By now, your organisation will already be in full swing with database cleaning, updating data handling policies and have a data officer leading the charge. But have you missed anything? IT Support Desk teams have greater access to data handling systems than the average staff member and therefore need more guidance than some departments.
IT Support naturally wants to keep an audit trail for monitoring, performance reporting and training purposes, however, it is very easy for personal data to find its way into tickets that needn’t be kept for long at all. For example:
- A remote worker asks for a hardware device to be deployed to their home address
- A work phone fails -the user supplies their personal number so you can reach them
- An HR system has an issue, a user sends you a screenshot including employee data
In each of these cases, the data does not need to be held as part of the audit trail but can easily end up sat in your ticketing system unnoticed unless you have planned in advance on how to manage them.
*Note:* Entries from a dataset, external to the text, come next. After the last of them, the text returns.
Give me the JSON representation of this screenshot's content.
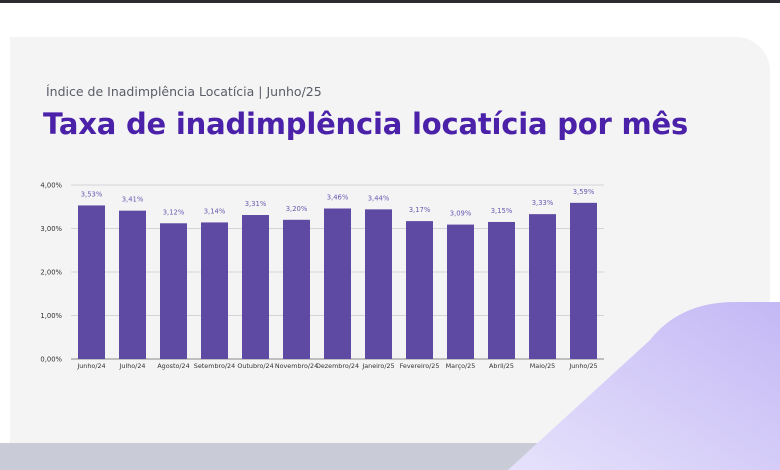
{
  "header": {
    "subtitle": "Índice de Inadimplência Locatícia | Junho/25",
    "title": "Taxa de inadimplência locatícia por mês"
  },
  "colors": {
    "bar": "#5e4aa3",
    "title": "#4a21a8",
    "value_label": "#6a5bb0",
    "accent_gradient_start": "#e6e2fb",
    "accent_gradient_end": "#c4b8f5"
  },
  "chart_data": {
    "type": "bar",
    "categories": [
      "Junho/24",
      "Julho/24",
      "Agosto/24",
      "Setembro/24",
      "Outubro/24",
      "Novembro/24",
      "Dezembro/24",
      "Janeiro/25",
      "Fevereiro/25",
      "Março/25",
      "Abril/25",
      "Maio/25",
      "Junho/25"
    ],
    "values": [
      3.53,
      3.41,
      3.12,
      3.14,
      3.31,
      3.2,
      3.46,
      3.44,
      3.17,
      3.09,
      3.15,
      3.33,
      3.59
    ],
    "value_labels": [
      "3,53%",
      "3,41%",
      "3,12%",
      "3,14%",
      "3,31%",
      "3,20%",
      "3,46%",
      "3,44%",
      "3,17%",
      "3,09%",
      "3,15%",
      "3,33%",
      "3,59%"
    ],
    "yticks": [
      0,
      1,
      2,
      3,
      4
    ],
    "ytick_labels": [
      "0,00%",
      "1,00%",
      "2,00%",
      "3,00%",
      "4,00%"
    ],
    "ylim": [
      0,
      4
    ],
    "grid": true
  }
}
Training, training and more training: It goes without saying that training your IT Support Team is imperative, but so is training the users themselves. The easiest way to mitigate risk is to avoid collecting unnecessary personal data in the first place and if both analyst and user are conscious of the fact, then compliance becomes less burdensome on your team. Your organisation should also have a plan in place on how to provide a data subject with their records should they ask for it.
Carefully manage system access rights: Conduct an assessment to decide who really needs access to which systems. This applies company-wide, not just to your team and your Data Officer and IT Security resource should be working with you to determine access rights. Fewer people having access to personal data will inevitably lower GDPR breach risks.
Ditch the dead data: Do not hold records longer than necessary. In most cases, a ticket should not be needed after 30-45 days in order to carry out your audits and reporting. Run your support desk metric reports regularly enough that you don’t have to hold on to tickets for any longer than necessary.
Automate GDPR audits: Take as much of the legwork out of your auditing process as possible by running scripts that will help you flag potential personal data items. However, be careful with non-textual items such as voice calls and images (screenshots). These will require a more manual approach, so do plan how to limit collecting this kind of data and lighten the auditing load.
Some environments will be more prone to picking up personal data than others. Therefore, it is crucial that all IT Support Desk analysts and their customers understand their duties, rights and the processes that are in place in order to engage with GDPR standards. I hope that these tips will help you put the finishing touches on your compliance practices.